August 25, 2009
Are People Pro Baby and Anti-Toddler? Toddler Discrimination on the Rise
Remember when you were pregnant and people held doors open for you, and instead of mowing you down when you crossed the street, cars would slow down for you to get to the curb... and people were generally more kind and patient with you? Then you gave birth and went back to being just another person people had to overcome? Well, I am convinced this is what toddlers must feel like after growing up and out of the baby phase.
We coooooo and ooooh and ahhhh all the live long day, (and rightly so) over newborns and babies. We reassure them when they cry, rock them for hours in glider chairs or bounce them on exercise balls in our laps. We nod knowingly and understandingly at the almost insurmountable task of getting a baby through colic. But lo and behold, once this precious little bundle of chubby, drooling joy dares to age, all of a sudden their charm is retitled "terrible twos" their tears are "manipulative" and they are basically treated as though they have a personality disorder simply because they are growing up. For instance, I'm sure you've heard a parent say to their toddler out in public, "That's enough! Quit crying!" But the same parent would probably never have said that to their newborn. Where do the compassion and understanding go?
I think toddlers suffer from ageism. The whole roll your eyes, uh-oh, here comes a little terror, brace yourself mentality seems to go hand in hand with this pint sized contingency whose minute by minute mantra consists of the words "NO" and "MINE." Instead of ushering them through this extremely difficult rite of passage of developing a healthy ego, society has begun to shun toddlers for their unbridled displays of frustration, anger, sadness, and even joy.
*Disclaimer: this post is written with the premise that parents are actually parenting their toddlers and doing all they can to monitor, shape and control their child's behavior in a loving manner.
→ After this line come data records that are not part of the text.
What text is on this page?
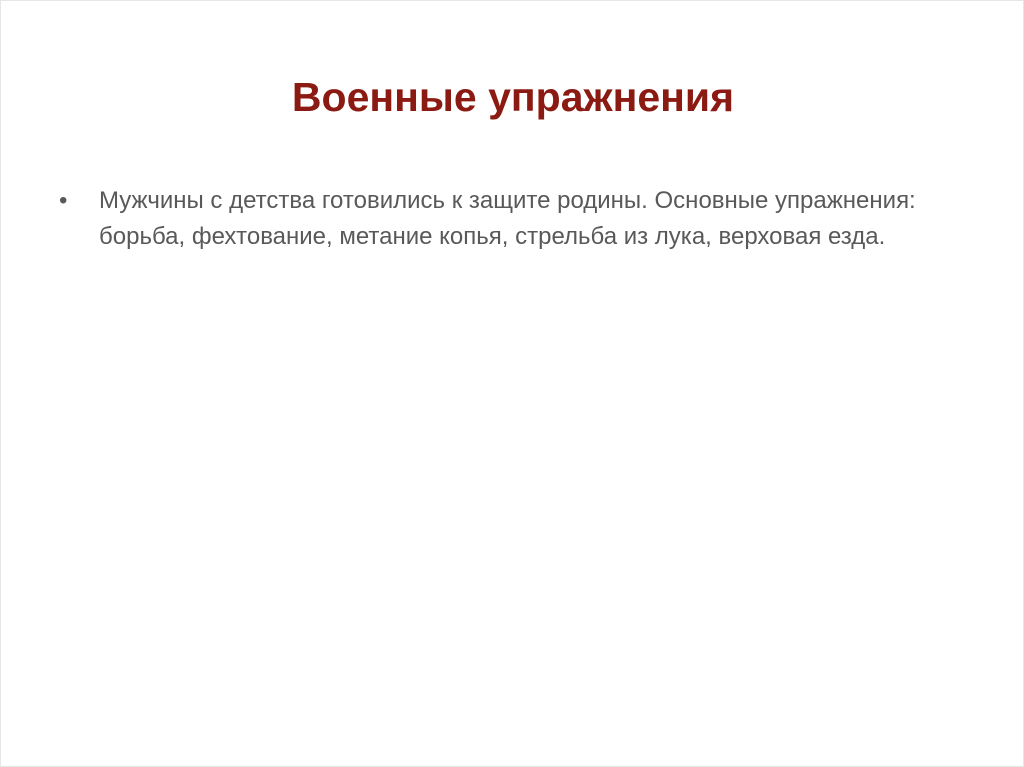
Военные упражнения
•	Мужчины с детства готовились к защите родины. Основные упражнения: борьба, фехтование, метание копья, стрельба из лука, верховая езда.
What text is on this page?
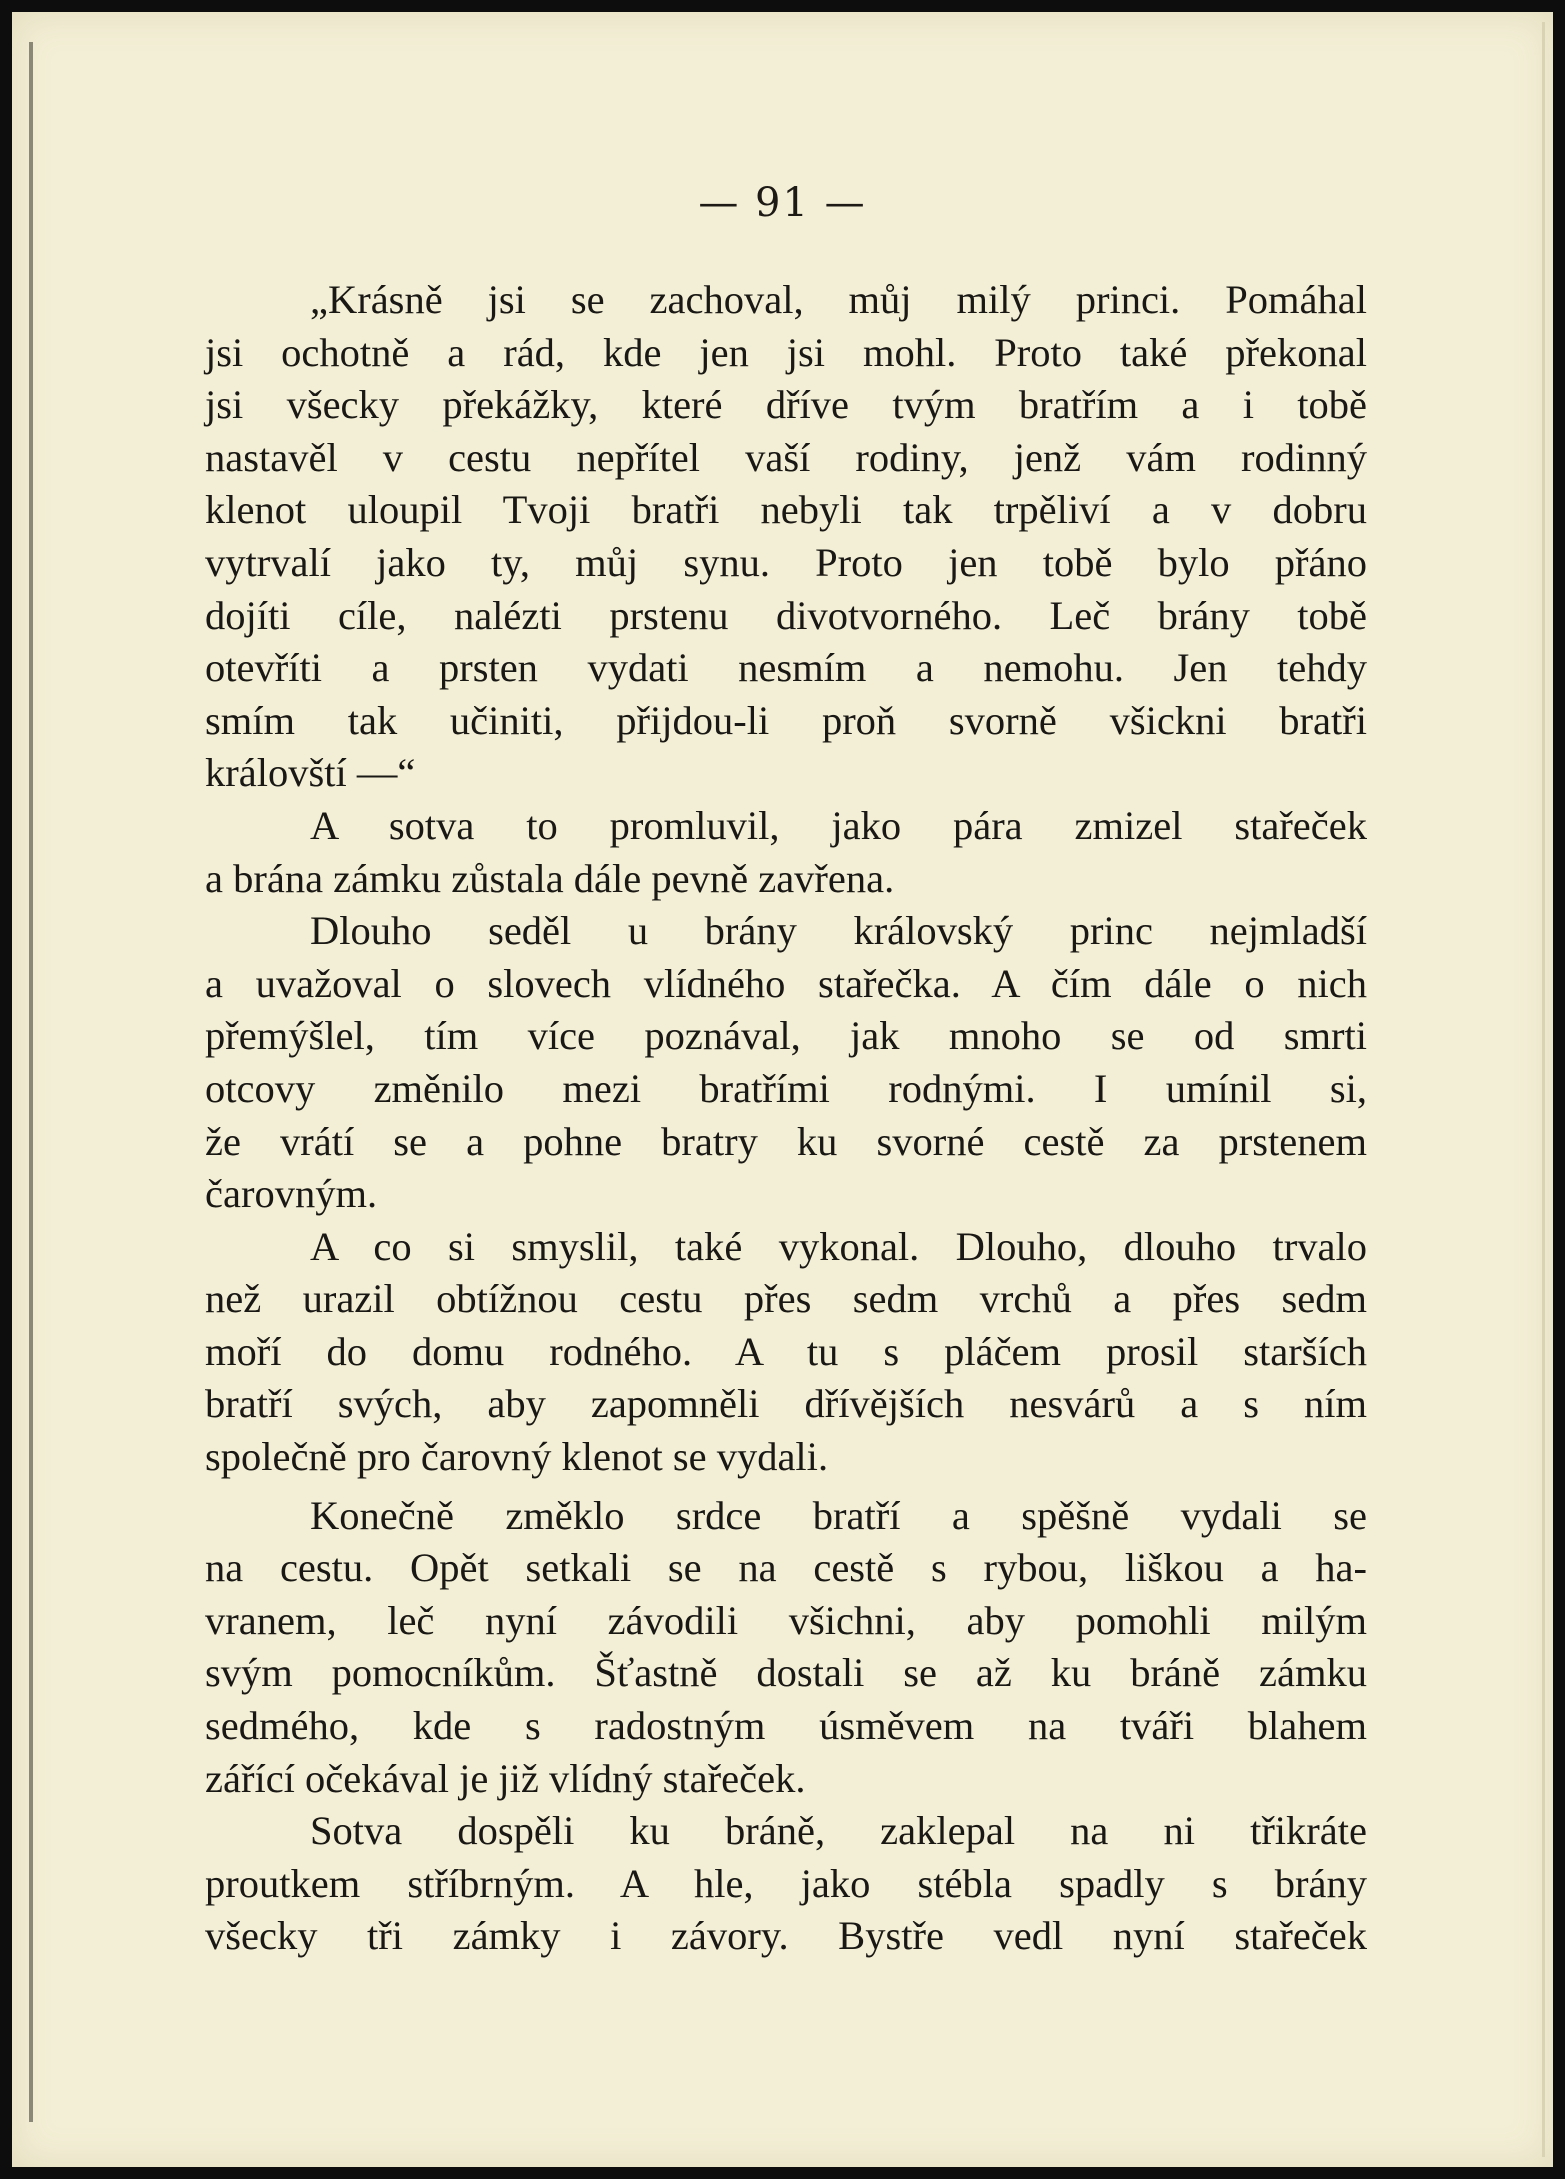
— 91 —
„Krásně jsi se zachoval, můj milý princi. Pomáhal
jsi ochotně a rád, kde jen jsi mohl. Proto také překonal
jsi všecky překážky, které dříve tvým bratřím a i tobě
nastavěl v cestu nepřítel vaší rodiny, jenž vám rodinný
klenot uloupil Tvoji bratři nebyli tak trpěliví a v dobru
vytrvalí jako ty, můj synu. Proto jen tobě bylo přáno
dojíti cíle, nalézti prstenu divotvorného. Leč brány tobě
otevříti a prsten vydati nesmím a nemohu. Jen tehdy
smím tak učiniti, přijdou-li proň svorně všickni bratři
královští —“
A sotva to promluvil, jako pára zmizel stařeček
a brána zámku zůstala dále pevně zavřena.
Dlouho seděl u brány královský princ nejmladší
a uvažoval o slovech vlídného stařečka. A čím dále o nich
přemýšlel, tím více poznával, jak mnoho se od smrti
otcovy změnilo mezi bratřími rodnými. I umínil si,
že vrátí se a pohne bratry ku svorné cestě za prstenem
čarovným.
A co si smyslil, také vykonal. Dlouho, dlouho trvalo
než urazil obtížnou cestu přes sedm vrchů a přes sedm
moří do domu rodného. A tu s pláčem prosil starších
bratří svých, aby zapomněli dřívějších nesvárů a s ním
společně pro čarovný klenot se vydali.
Konečně změklo srdce bratří a spěšně vydali se
na cestu. Opět setkali se na cestě s rybou, liškou a ha-
vranem, leč nyní závodili všichni, aby pomohli milým
svým pomocníkům. Šťastně dostali se až ku bráně zámku
sedmého, kde s radostným úsměvem na tváři blahem
zářící očekával je již vlídný stařeček.
Sotva dospěli ku bráně, zaklepal na ni třikráte
proutkem stříbrným. A hle, jako stébla spadly s brány
všecky tři zámky i závory. Bystře vedl nyní stařeček
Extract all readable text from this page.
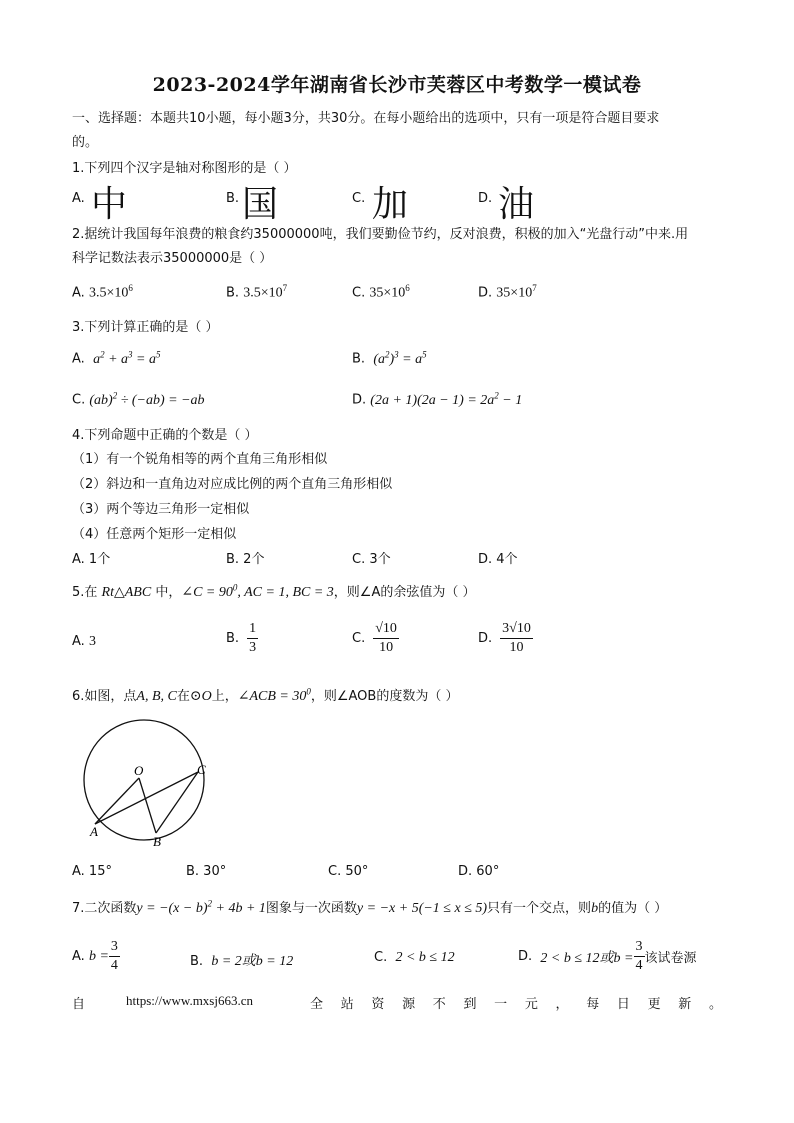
2023-2024学年湖南省长沙市芙蓉区中考数学一模试卷
一、选择题：本题共10小题，每小题3分，共30分。在每小题给出的选项中，只有一项是符合题目要求
的。
1.下列四个汉字是轴对称图形的是（ ）
A. 中	B. 国	C. 加	D. 油
2.据统计我国每年浪费的粮食约35000000吨，我们要勤俭节约，反对浪费，积极的加入“光盘行动”中来.用
科学记数法表示35000000是（ ）
A. $3.5\times 10^6$	B. $3.5\times 10^7$	C. $35\times 10^6$	D. $35\times 10^7$
3.下列计算正确的是（ ）
A. $a^2 + a^3 = a^5$	B. $(a^2)^3 = a^5$
C. (ab)$^2$ ÷ (−ab) = −ab	D. $(2a + 1)(2a - 1) = 2a^2 - 1$
4.下列命题中正确的个数是（ ）
（1）有一个锐角相等的两个直角三角形相似
（2）斜边和一直角边对应成比例的两个直角三角形相似
（3）两个等边三角形一定相似
（4）任意两个矩形一定相似
A. 1个	B. 2个	C. 3个	D. 4个
5.在 Rt△ABC 中，∠C = $90^0$, AC = 1, BC = 3，则∠A的余弦值为（ ）
A. 3	B. $\frac{1}{3}$	C. $\frac{√10}{10}$	D. $\frac{3√10}{10}$
6.如图，点A, B, C在⊙O上，∠ACB = $30^0$，则∠AOB的度数为（ ）
O
A
B
C
A. 15°	B. 30°	C. 50°	D. 60°
7.二次函数$y = -(x - b)^2 + 4b + 1$图象与一次函数y = −x + 5(−1 ≤ x ≤ 5)只有一个交点，则b的值为（ ）
A. $b = \frac{3}{4}$	B. b = 2或b = 12	C. 2 < b ≤ 12	D. 2 < b ≤ 12或$b = \frac{3}{4}$ 该试卷源
自	https://www.mxsj663.cn	全 站 资 源 不 到 一 元 ， 每 日 更 新 。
Here's why I think toddlers are discriminated against. Portland is considered one of the most family friendly places to live, yet we've been here under a year and already two places we have enjoyed as "toddler friendly" have closed their establishment to toddlers under pathetic guises. First, Sip & Kranz, a coffee shop in the Pearl District closes their play area, saying that they need the (tiny) space to serve more customers. Mind you, the well-sized establishment is never full, so clearly this is an excuse. And many people left comments on this online news story with harsh statements against children saying they were thrilled that kids will no longer be co-existing with the coffee sipping crowd. (DO PEOPLE FORGET THEY WERE ONCE KIDS?)
The next ageist offense happened yesterday. We had been taking a mommy/toddler yoga class at Om Base in which toddlers were allowed to roam free while moms did yoga. Collectively, we always left the studio how we found it, clean and orderly. I just got an email saying that the toddler/mommy yoga class has been canceled because the directors of the studio no longer feel it's the right venue for kids. But THEN they go on to announce the next session of the mommy/BABY classes.
Here's and excerpt of the letter I sent back:
"Thanks for sharing this disheartening news. I think it's strange that you say the studio isn't designed for kids but you are canceling the toddler class and keeping the baby class... so perhaps it isn't designed for kids who can walk? I see this increasingly, with the closing of the kids section at Sip & Krantz in the Pearl district too. I wonder why the unbridled charm of toddlers is so frowned upon where adults must co-exist. Makes me feel that much more fortunate to be around one all day everyday- what a gift of letting go."
Basically, babies are cute and entitled to endless patience and toddlers are work and should be disregarded is the message I'm getting from many angles. I have always thought our society isn't kind to elders, and now I am beginning to think we aren't kind to toddlers either. I for one am privileged to be around a two year old day in and day out. She drives me to the brink and back again... but I have never felt more inspired, alive or blessed than when I am in her presence. She is the ultimate reminder to live and let live, and we could all use that lesson.